This project showcases a real-time vision-based control system designed to catch a falling pen using a robotic arm.
The goal was to demonstrate dynamic motion control and low-latency visual feedback for intercepting a rapidly moving target — a challenging benchmark in robotic control due to the system’s tight timing constraints.
System Architecture
The entire workflow integrates high-speed computer vision with a predictive control loop.
Object Detection & Tracking
A high-frame-rate camera continuously captures the workspace.
OpenCV-based motion tracking isolates the pen in flight by analyzing frame differences and centroid motion.
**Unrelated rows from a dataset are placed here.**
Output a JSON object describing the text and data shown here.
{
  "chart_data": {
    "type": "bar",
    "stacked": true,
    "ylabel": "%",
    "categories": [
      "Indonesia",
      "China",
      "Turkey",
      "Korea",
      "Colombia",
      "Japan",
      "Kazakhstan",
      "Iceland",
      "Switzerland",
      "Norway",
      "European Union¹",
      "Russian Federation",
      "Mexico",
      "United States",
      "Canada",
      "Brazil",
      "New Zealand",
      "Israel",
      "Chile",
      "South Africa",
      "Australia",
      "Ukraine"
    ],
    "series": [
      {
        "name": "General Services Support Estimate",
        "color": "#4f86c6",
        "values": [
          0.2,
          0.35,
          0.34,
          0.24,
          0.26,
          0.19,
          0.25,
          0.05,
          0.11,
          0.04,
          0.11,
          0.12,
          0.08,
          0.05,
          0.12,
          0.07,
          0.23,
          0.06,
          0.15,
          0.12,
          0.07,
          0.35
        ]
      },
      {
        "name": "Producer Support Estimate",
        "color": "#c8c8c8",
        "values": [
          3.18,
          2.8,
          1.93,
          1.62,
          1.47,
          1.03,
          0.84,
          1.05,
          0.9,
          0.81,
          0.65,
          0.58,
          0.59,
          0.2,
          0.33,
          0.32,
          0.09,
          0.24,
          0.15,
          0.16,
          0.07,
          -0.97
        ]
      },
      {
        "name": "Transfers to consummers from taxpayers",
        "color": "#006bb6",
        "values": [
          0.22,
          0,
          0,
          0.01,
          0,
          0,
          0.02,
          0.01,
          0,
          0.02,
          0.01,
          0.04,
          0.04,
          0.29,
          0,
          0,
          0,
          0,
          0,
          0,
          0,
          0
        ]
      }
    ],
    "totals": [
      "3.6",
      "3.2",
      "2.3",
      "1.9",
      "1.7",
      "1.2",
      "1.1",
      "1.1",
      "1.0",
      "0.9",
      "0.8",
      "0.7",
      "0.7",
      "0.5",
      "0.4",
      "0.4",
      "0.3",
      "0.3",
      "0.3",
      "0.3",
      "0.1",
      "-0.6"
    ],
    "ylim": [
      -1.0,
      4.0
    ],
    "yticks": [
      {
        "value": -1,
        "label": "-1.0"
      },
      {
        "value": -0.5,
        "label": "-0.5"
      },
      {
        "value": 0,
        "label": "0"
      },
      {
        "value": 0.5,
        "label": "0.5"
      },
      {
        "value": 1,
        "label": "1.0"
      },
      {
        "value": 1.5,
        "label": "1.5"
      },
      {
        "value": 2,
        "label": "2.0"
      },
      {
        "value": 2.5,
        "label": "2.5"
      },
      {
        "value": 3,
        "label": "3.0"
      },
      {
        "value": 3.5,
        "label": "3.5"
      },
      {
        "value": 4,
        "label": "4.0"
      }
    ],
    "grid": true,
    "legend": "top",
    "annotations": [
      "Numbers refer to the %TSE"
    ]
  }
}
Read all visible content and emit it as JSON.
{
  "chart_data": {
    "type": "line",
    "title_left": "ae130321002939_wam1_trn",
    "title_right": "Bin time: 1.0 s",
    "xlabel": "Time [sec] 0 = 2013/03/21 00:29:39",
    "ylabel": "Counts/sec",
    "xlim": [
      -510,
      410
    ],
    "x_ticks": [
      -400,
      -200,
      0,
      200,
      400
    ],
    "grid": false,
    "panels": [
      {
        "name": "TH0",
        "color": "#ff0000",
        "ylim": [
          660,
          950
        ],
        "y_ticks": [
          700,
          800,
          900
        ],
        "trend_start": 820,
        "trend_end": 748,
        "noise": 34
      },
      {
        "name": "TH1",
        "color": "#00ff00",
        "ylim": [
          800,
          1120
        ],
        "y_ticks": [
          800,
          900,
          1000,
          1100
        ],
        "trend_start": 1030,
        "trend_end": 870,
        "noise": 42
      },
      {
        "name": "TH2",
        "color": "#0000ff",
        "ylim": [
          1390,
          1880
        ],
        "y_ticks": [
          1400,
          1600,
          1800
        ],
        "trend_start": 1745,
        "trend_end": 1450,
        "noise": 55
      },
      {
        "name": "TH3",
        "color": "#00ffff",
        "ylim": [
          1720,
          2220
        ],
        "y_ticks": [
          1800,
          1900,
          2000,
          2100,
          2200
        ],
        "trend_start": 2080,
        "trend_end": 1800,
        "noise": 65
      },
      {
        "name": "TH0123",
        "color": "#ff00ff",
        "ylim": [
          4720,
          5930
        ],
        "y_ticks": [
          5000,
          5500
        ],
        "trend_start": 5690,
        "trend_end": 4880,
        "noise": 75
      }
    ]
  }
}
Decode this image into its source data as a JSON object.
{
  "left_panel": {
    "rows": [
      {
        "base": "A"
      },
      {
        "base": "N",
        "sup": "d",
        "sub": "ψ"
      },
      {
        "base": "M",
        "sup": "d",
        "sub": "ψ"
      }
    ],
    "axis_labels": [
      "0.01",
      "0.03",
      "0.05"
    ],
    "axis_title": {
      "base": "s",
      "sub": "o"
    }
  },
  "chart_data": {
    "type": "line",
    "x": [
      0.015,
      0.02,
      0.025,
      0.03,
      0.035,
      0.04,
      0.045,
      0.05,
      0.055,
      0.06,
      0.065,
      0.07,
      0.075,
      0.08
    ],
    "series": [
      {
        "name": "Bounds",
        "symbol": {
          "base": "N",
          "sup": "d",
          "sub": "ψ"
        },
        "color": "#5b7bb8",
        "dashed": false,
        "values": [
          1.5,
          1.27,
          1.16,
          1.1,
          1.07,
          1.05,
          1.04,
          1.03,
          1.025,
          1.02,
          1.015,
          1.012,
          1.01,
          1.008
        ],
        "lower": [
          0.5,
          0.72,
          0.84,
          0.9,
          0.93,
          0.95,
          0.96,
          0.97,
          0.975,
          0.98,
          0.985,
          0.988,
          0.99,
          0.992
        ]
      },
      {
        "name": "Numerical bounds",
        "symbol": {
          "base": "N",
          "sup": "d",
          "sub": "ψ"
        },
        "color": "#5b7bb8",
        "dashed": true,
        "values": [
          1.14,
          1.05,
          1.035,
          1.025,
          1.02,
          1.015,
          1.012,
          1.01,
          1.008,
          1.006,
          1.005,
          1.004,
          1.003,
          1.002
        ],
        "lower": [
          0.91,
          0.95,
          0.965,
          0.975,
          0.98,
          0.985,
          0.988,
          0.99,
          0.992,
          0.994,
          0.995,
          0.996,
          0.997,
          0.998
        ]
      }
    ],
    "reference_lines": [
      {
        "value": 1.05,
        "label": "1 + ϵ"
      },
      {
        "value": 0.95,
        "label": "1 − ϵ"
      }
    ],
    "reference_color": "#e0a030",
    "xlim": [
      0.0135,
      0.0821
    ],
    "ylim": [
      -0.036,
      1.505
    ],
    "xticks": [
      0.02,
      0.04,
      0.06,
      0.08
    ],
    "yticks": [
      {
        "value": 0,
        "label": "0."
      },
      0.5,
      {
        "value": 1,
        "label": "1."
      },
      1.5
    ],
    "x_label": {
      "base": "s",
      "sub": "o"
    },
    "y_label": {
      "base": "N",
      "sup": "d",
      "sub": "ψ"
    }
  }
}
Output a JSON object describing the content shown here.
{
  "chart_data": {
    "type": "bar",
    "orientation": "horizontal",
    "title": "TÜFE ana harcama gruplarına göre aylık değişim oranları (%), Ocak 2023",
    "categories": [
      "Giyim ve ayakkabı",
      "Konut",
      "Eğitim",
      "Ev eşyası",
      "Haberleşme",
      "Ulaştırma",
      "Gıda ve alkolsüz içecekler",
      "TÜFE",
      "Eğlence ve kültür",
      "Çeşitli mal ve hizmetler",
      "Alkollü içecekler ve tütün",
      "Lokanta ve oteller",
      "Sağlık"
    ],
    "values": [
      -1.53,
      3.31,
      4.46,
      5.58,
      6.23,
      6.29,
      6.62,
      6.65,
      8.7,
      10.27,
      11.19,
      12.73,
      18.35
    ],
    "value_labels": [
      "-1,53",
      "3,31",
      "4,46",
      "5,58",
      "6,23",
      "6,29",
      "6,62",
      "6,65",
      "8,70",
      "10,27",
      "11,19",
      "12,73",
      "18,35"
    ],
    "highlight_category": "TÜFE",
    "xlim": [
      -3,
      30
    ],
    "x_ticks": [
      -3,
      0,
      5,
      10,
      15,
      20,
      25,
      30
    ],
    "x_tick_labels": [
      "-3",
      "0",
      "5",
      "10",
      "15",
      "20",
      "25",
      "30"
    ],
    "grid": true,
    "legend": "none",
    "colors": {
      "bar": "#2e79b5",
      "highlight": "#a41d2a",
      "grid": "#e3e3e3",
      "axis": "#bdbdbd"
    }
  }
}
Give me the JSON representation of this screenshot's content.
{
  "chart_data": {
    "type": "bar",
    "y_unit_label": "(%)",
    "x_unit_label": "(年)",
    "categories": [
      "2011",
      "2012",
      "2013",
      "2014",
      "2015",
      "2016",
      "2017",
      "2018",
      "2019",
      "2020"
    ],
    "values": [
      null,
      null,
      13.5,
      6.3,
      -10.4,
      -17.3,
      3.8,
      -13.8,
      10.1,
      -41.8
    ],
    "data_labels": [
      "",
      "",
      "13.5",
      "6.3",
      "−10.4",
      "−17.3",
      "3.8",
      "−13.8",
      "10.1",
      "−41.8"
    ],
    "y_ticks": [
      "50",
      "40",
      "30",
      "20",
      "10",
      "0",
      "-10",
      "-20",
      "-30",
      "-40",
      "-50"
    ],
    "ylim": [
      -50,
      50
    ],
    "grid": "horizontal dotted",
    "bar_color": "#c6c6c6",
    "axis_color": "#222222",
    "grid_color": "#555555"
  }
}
The pen’s 2D trajectory is projected to a 3D coordinate using camera calibration data.
Trajectory Prediction
A Kalman Filter estimates the pen’s velocity and acceleration in real time.
The predicted intersection point (catch location) is computed within tens of milliseconds of release.
This prediction compensates for communication and actuation latency in the robot’s control loop.
Robotic Control
The robot arm (Franka Emika Panda or similar) uses inverse kinematics (IK) to compute the optimal joint configuration for interception.
A PD control law refines motion during final approach to ensure smooth and stable capture.
Timing synchronization between perception and control is maintained using ROS 2 publisher–subscriber nodes running at 100 Hz.